What are the day and night fluctuations for a moon orbiting a planet the size of Jupiter?1
The article "Exomoon Habitability Constrained by Illumination and Tidal heating" by Rene Heller and Roy Barnes, Astrobiology, January 2013, discusses factors affecting the habitability of exomoons.
https://www.ncbi.nlm.nih.gov/pmc/articles/PMC3549631/2
SIX:
The distances between planets in our Solar System are so vast that no planet can be seen as more than a dot of light from another planet. And it might be assumed that all other planetary systems would be similar.

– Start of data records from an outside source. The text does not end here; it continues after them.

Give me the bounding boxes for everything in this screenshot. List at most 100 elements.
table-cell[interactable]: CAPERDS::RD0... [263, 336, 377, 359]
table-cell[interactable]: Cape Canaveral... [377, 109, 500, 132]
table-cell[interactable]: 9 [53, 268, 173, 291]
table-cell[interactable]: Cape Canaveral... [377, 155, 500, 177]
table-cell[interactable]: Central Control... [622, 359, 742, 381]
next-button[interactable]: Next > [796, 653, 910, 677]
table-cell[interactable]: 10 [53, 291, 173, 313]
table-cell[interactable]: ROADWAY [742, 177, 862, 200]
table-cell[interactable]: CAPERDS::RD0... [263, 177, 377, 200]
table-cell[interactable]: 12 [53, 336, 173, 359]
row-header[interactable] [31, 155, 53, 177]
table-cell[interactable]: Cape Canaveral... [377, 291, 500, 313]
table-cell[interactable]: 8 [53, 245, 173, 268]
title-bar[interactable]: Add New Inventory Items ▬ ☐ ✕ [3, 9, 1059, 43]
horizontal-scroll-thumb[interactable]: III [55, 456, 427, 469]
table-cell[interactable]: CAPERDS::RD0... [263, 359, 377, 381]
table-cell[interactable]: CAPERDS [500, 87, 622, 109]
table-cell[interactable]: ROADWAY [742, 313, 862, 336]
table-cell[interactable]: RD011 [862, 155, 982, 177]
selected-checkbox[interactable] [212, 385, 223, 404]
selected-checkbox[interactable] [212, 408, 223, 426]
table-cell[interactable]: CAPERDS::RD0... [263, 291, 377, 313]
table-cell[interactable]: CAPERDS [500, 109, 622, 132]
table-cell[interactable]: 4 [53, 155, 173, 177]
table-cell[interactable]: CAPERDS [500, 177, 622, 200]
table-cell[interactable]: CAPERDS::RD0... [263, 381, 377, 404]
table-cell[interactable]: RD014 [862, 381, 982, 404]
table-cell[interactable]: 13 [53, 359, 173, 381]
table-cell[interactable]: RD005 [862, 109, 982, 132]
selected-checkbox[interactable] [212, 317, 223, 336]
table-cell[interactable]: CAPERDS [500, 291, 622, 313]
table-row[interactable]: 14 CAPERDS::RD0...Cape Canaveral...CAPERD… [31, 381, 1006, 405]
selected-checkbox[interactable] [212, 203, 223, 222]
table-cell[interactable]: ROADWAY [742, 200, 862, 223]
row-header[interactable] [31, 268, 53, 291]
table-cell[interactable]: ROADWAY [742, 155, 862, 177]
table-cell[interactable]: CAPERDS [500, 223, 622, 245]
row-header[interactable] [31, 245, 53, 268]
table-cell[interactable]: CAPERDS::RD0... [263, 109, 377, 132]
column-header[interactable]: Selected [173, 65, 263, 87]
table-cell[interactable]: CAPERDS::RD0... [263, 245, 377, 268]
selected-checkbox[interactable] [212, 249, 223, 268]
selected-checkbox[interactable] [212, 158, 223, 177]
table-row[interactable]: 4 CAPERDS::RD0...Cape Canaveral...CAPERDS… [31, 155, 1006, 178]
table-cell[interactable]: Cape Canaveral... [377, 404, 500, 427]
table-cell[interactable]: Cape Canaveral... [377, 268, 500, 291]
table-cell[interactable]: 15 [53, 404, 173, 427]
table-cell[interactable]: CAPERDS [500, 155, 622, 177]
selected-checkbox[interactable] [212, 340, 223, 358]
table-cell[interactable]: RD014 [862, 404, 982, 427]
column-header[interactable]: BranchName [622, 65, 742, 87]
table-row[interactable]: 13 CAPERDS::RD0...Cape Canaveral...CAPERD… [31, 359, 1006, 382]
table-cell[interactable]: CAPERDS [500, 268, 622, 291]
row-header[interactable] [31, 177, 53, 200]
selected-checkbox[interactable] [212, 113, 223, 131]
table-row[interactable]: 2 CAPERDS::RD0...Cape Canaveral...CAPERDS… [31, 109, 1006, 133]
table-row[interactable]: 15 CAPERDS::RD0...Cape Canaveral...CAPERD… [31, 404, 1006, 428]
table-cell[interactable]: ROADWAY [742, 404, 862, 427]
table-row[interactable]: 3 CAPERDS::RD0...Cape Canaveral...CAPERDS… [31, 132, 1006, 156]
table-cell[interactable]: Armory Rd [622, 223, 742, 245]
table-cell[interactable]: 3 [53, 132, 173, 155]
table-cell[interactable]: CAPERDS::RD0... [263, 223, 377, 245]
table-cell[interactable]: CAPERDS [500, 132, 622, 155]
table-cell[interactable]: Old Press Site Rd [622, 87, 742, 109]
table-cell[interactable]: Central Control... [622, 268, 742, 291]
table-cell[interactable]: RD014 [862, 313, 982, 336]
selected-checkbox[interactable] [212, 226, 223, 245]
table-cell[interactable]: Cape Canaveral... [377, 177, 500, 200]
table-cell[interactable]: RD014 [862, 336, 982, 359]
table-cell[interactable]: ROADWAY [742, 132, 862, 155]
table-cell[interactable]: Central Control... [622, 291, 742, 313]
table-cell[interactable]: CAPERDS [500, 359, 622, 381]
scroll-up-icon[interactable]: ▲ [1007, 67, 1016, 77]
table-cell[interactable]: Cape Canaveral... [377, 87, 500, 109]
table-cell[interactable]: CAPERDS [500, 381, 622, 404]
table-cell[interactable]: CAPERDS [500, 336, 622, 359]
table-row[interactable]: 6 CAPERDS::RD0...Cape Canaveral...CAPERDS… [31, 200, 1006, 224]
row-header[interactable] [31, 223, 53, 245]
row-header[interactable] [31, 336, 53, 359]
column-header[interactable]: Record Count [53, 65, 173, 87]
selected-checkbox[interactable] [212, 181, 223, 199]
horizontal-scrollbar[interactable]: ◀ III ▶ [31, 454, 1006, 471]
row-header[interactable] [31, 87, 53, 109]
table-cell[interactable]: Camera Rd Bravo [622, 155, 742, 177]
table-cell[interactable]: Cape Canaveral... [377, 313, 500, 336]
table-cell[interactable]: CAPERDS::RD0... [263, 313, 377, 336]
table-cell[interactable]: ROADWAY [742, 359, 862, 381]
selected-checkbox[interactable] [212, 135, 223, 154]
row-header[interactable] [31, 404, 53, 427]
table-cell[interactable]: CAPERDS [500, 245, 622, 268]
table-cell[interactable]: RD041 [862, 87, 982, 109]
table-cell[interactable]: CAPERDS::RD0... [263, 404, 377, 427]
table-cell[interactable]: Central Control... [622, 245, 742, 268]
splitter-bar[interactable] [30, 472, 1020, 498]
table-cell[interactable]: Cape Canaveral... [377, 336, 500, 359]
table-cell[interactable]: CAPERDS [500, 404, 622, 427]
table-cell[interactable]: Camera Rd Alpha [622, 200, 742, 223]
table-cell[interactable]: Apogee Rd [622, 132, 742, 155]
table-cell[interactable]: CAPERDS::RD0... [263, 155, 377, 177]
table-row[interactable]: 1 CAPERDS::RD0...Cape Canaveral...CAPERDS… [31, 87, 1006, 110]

But astronomers have now discovered a little more than four thousand planets orbiting other stars, some of them in systems with more than one known planet. And there are some systems where the distances between planetary orbits are many times greater than in our system, and some other systems where the distances between planetary orbits are many times smaller than in our system.
In the Kepler-70 system, the orbits of Kepler-70a and Kepler-70b are so close that:
During closest approach, Kepler-70c would appear 5 times the size of the Moon in Kepler-70b's sky.
https://en.wikipedia.org/wiki/List_of_exoplanet_extremes3
Among potentially habitable exoplanets, exoplanets that orbit in the habitable zones of their stars, the potentially habitable planets in the TRAPPIST-1 system orbit closest to each other.
https://en.wikipedia.org/wiki/List_of_potentially_habitable_exoplanets4
The orbits of the TRAPPIST-1 planetary system are very flat and compact. All seven of TRAPPIST-1's planets orbit much closer than Mercury orbits the Sun. Except for b, they orbit farther than the Galilean satellites do around Jupiter,[41] but closer than most of the other moons of Jupiter. The distance between the orbits of b and c is only 1.6 times the distance between the Earth and the Moon. The planets should appear prominently in each other's skies, in some cases appearing several times larger than the Moon appears from Earth.[40] A year on the closest planet passes in only 1.5 Earth days, while the seventh planet's year passes in only 18.8 days.[37][34]
https://en.wikipedia.org/wiki/TRAPPIST-15
SEVEN:
Added August 12, 2019:
I have just found a discussion of another type of planetary configuration where a large planet and a small planet could sometimes be close enough that each would appear as a disc or orb in the skies of the other planet. At Sean Raymond's PlanetPlanet site, is this post:
https://planetplanet.net/2018/07/02/horseshoe-planetary-system/6
About so-called "horseshoe orbits". An Earth like planet in a horseshoe orbit relative to a second planet could periodically approach the second planet close enough that during the period of closest approach the other planet would appear as large as the Moon does from Earth.